Migración incierta

Entristece mirar en los noticieros de televisión las interminables filas de personas de Siria que recorren inhóspitos parajes, dejando atrás huellas de dolor para reemplazarlas...

harold moraEntristece mirar en los noticieros de televisión las interminables filas de personas de Siria que recorren inhóspitos parajes, dejando atrás huellas de dolor para reemplazarlas por alternativas gratificantes.

Sin embargo, no siempre logran estas metas debido a las rejas físicas o simbólicas que algunos países europeos instalan para bloquear el ingreso de los migrantes.

Otros migrantes abordan embarcaciones para escapar de los mencionados tormentos, pero en su intento han naufragado en aguas turbulentas, intensificando con ello su dolor.

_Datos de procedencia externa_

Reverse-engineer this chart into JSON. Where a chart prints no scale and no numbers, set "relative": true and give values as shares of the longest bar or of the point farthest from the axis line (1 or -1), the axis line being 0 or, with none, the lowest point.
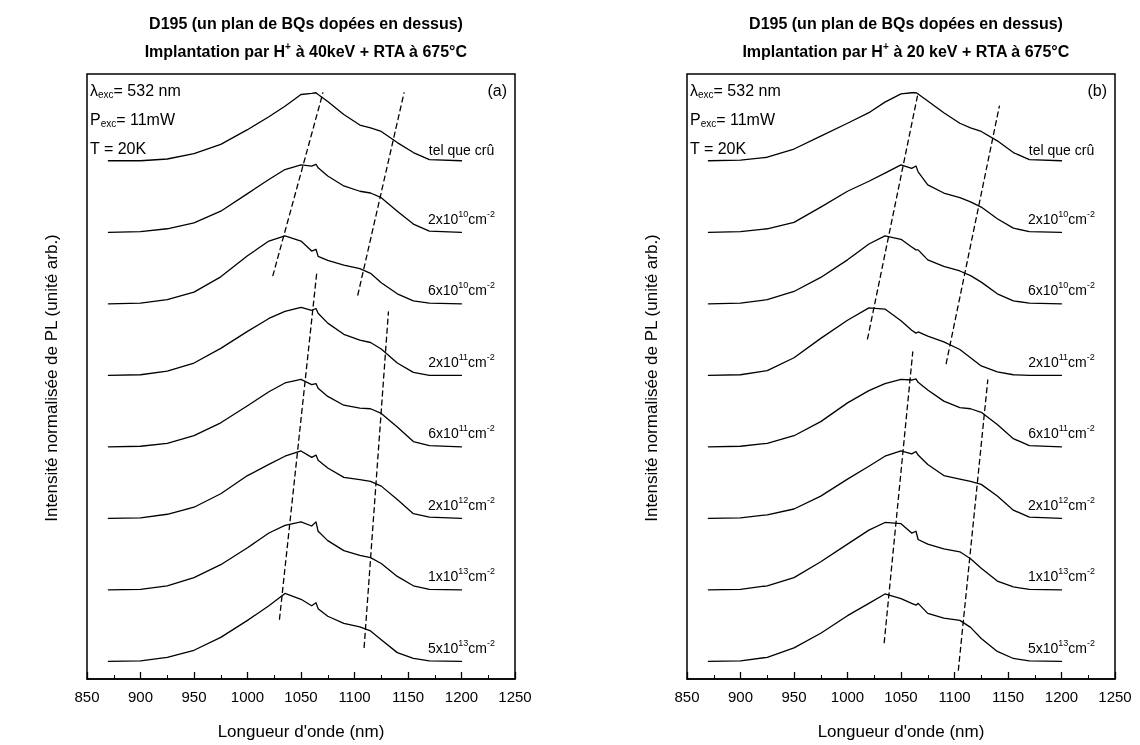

En efecto niños y adultos han encontrado en este recorrido marítimo el final de sus vidas.

Hechos como estos provocan estos interrogantes: ¿Qué acciones podrían adelantar organismos internacionales para mejorar las condiciones de vida de estos migrantes en su tierra natal y evitar éxodos masivos como los descritos?, ¿qué principios humanísticos subyacen en las políticas de gobierno de los países que provocan estas migraciones?, ¿por qué los niños tienen que pagar, incluso con sus vidas, los actos de los adultos? Desde luego se podrían plantear otras preguntas, pero éstas bastan para ilustrar el punto en cuestión.

Es un hecho innegable que la vida y las condiciones dignas que la deben acompañar han de ser una preocupación de cualquier sistema de gobierno.

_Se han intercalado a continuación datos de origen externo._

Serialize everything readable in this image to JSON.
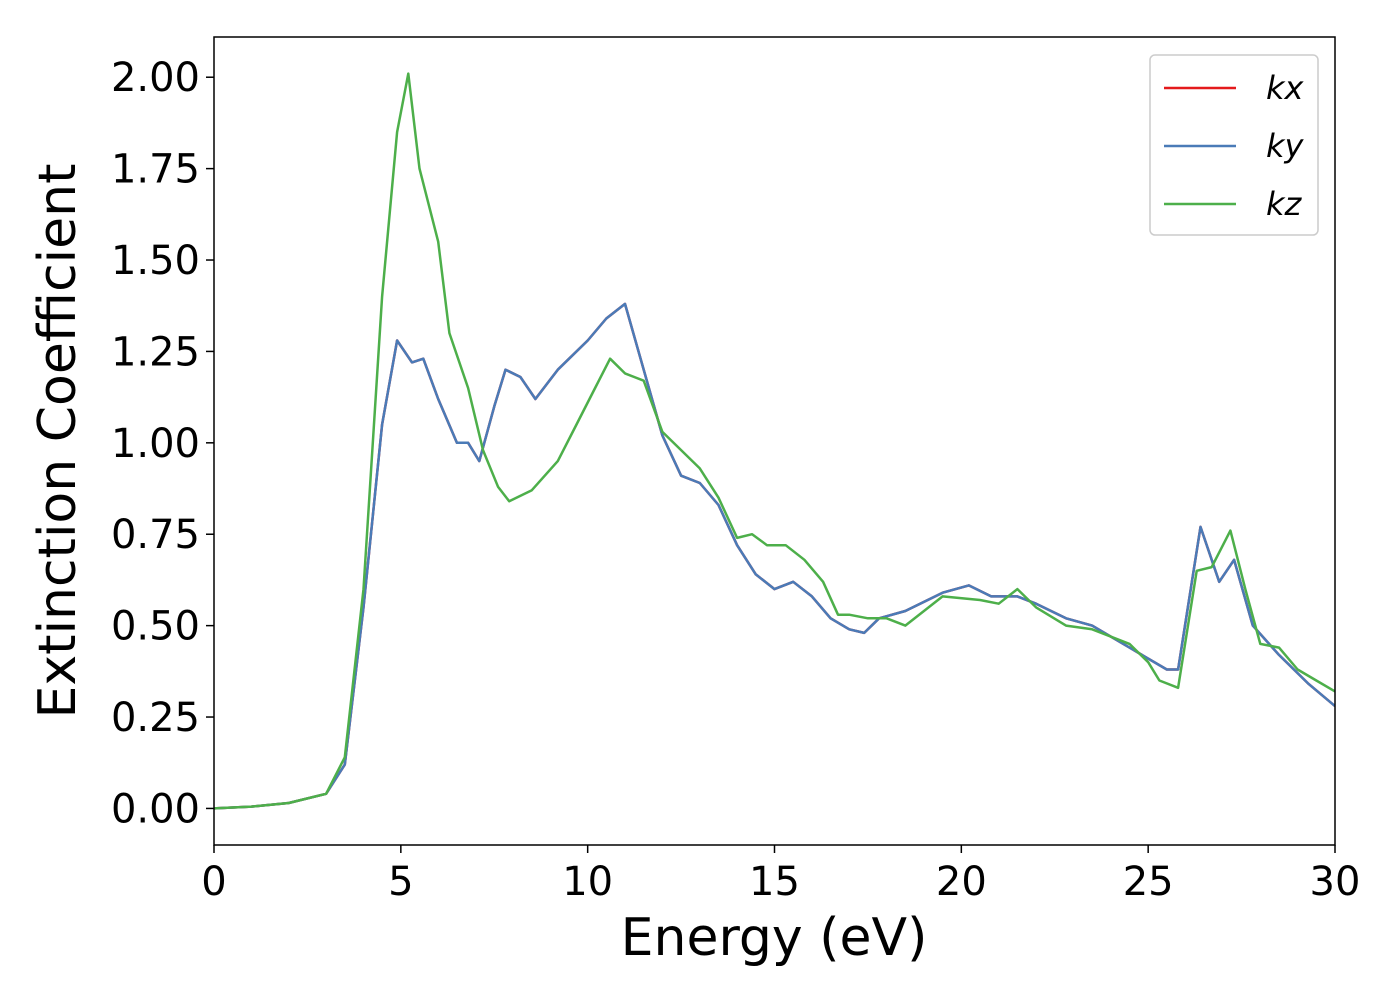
{
  "chart_data": {
    "type": "line",
    "xlabel": "Energy (eV)",
    "ylabel": "Extinction Coefficient",
    "xlim": [
      0,
      30
    ],
    "ylim": [
      -0.1,
      2.11
    ],
    "xticks": [
      0,
      5,
      10,
      15,
      20,
      25,
      30
    ],
    "yticks": [
      {
        "value": 0,
        "label": "0.00"
      },
      {
        "value": 0.25,
        "label": "0.25"
      },
      {
        "value": 0.5,
        "label": "0.50"
      },
      {
        "value": 0.75,
        "label": "0.75"
      },
      {
        "value": 1,
        "label": "1.00"
      },
      {
        "value": 1.25,
        "label": "1.25"
      },
      {
        "value": 1.5,
        "label": "1.50"
      },
      {
        "value": 1.75,
        "label": "1.75"
      },
      {
        "value": 2,
        "label": "2.00"
      }
    ],
    "legend": "upper right",
    "series": [
      {
        "name": "kx",
        "color": "#e41a1c",
        "x": [
          0,
          1,
          2,
          3,
          3.5,
          4,
          4.5,
          4.9,
          5.3,
          5.6,
          6,
          6.5,
          6.8,
          7.1,
          7.5,
          7.8,
          8.2,
          8.6,
          9.2,
          10,
          10.5,
          11,
          11.5,
          12,
          12.5,
          13,
          13.5,
          14,
          14.5,
          15,
          15.5,
          16,
          16.5,
          17,
          17.4,
          17.8,
          18.5,
          19.5,
          20.2,
          20.8,
          21.5,
          22,
          22.8,
          23.5,
          24.5,
          25.5,
          25.8,
          26.4,
          26.9,
          27.3,
          27.8,
          28.5,
          29.3,
          30
        ],
        "values": [
          0,
          0.005,
          0.015,
          0.04,
          0.12,
          0.55,
          1.05,
          1.28,
          1.22,
          1.23,
          1.12,
          1.0,
          1.0,
          0.95,
          1.1,
          1.2,
          1.18,
          1.12,
          1.2,
          1.28,
          1.34,
          1.38,
          1.2,
          1.02,
          0.91,
          0.89,
          0.83,
          0.72,
          0.64,
          0.6,
          0.62,
          0.58,
          0.52,
          0.49,
          0.48,
          0.52,
          0.54,
          0.59,
          0.61,
          0.58,
          0.58,
          0.56,
          0.52,
          0.5,
          0.44,
          0.38,
          0.38,
          0.77,
          0.62,
          0.68,
          0.5,
          0.42,
          0.34,
          0.28
        ]
      },
      {
        "name": "ky",
        "color": "#4a7bb7",
        "x": [
          0,
          1,
          2,
          3,
          3.5,
          4,
          4.5,
          4.9,
          5.3,
          5.6,
          6,
          6.5,
          6.8,
          7.1,
          7.5,
          7.8,
          8.2,
          8.6,
          9.2,
          10,
          10.5,
          11,
          11.5,
          12,
          12.5,
          13,
          13.5,
          14,
          14.5,
          15,
          15.5,
          16,
          16.5,
          17,
          17.4,
          17.8,
          18.5,
          19.5,
          20.2,
          20.8,
          21.5,
          22,
          22.8,
          23.5,
          24.5,
          25.5,
          25.8,
          26.4,
          26.9,
          27.3,
          27.8,
          28.5,
          29.3,
          30
        ],
        "values": [
          0,
          0.005,
          0.015,
          0.04,
          0.12,
          0.55,
          1.05,
          1.28,
          1.22,
          1.23,
          1.12,
          1.0,
          1.0,
          0.95,
          1.1,
          1.2,
          1.18,
          1.12,
          1.2,
          1.28,
          1.34,
          1.38,
          1.2,
          1.02,
          0.91,
          0.89,
          0.83,
          0.72,
          0.64,
          0.6,
          0.62,
          0.58,
          0.52,
          0.49,
          0.48,
          0.52,
          0.54,
          0.59,
          0.61,
          0.58,
          0.58,
          0.56,
          0.52,
          0.5,
          0.44,
          0.38,
          0.38,
          0.77,
          0.62,
          0.68,
          0.5,
          0.42,
          0.34,
          0.28
        ]
      },
      {
        "name": "kz",
        "color": "#4daf4a",
        "x": [
          0,
          1,
          2,
          3,
          3.5,
          4,
          4.5,
          4.9,
          5.2,
          5.5,
          6,
          6.3,
          6.8,
          7.2,
          7.6,
          7.9,
          8.5,
          9.2,
          9.7,
          10.2,
          10.6,
          11,
          11.5,
          12,
          12.5,
          13,
          13.5,
          14,
          14.4,
          14.8,
          15.3,
          15.8,
          16.3,
          16.7,
          17,
          17.5,
          18,
          18.5,
          19.5,
          20.5,
          21,
          21.5,
          22,
          22.8,
          23.5,
          24.5,
          25,
          25.3,
          25.8,
          26.3,
          26.7,
          27.2,
          27.6,
          28,
          28.5,
          29,
          29.5,
          30
        ],
        "values": [
          0,
          0.005,
          0.015,
          0.04,
          0.14,
          0.6,
          1.4,
          1.85,
          2.01,
          1.75,
          1.55,
          1.3,
          1.15,
          0.98,
          0.88,
          0.84,
          0.87,
          0.95,
          1.05,
          1.15,
          1.23,
          1.19,
          1.17,
          1.03,
          0.98,
          0.93,
          0.85,
          0.74,
          0.75,
          0.72,
          0.72,
          0.68,
          0.62,
          0.53,
          0.53,
          0.52,
          0.52,
          0.5,
          0.58,
          0.57,
          0.56,
          0.6,
          0.55,
          0.5,
          0.49,
          0.45,
          0.4,
          0.35,
          0.33,
          0.65,
          0.66,
          0.76,
          0.6,
          0.45,
          0.44,
          0.38,
          0.35,
          0.32
        ]
      }
    ]
  }
}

No tomar las previsiones del caso para generarlas sería un error monumental que la historia registraría sin reserva y que Dios o los principios que guíen a los gobernantes sabrán cobrar sin dilación.

Después de todo, la vida es efímera y la pasamos en un espacio del cual somos simples itinerantes. Por tanto, no se justifica pugna alguna por cuestiones de ideología, raza o de cualquier otra índole, dada la referida interinidad.

Más bien, todo esfuerzo ha de centrarse en disfrutar las bondades que la existencia nos entrega, generando para ello las mejores condiciones de coexistencia, con base en una férrea estructura social, económica y afectiva.

Conviene recordar que el hombre no está conformado solo por cuerpo y cognición, sino también por afectividad e incluso magia, según estudios recientes sobre este tema.

De allí la importancia de mejorar al máximo las precitadas condiciones para dignificar la vida humana.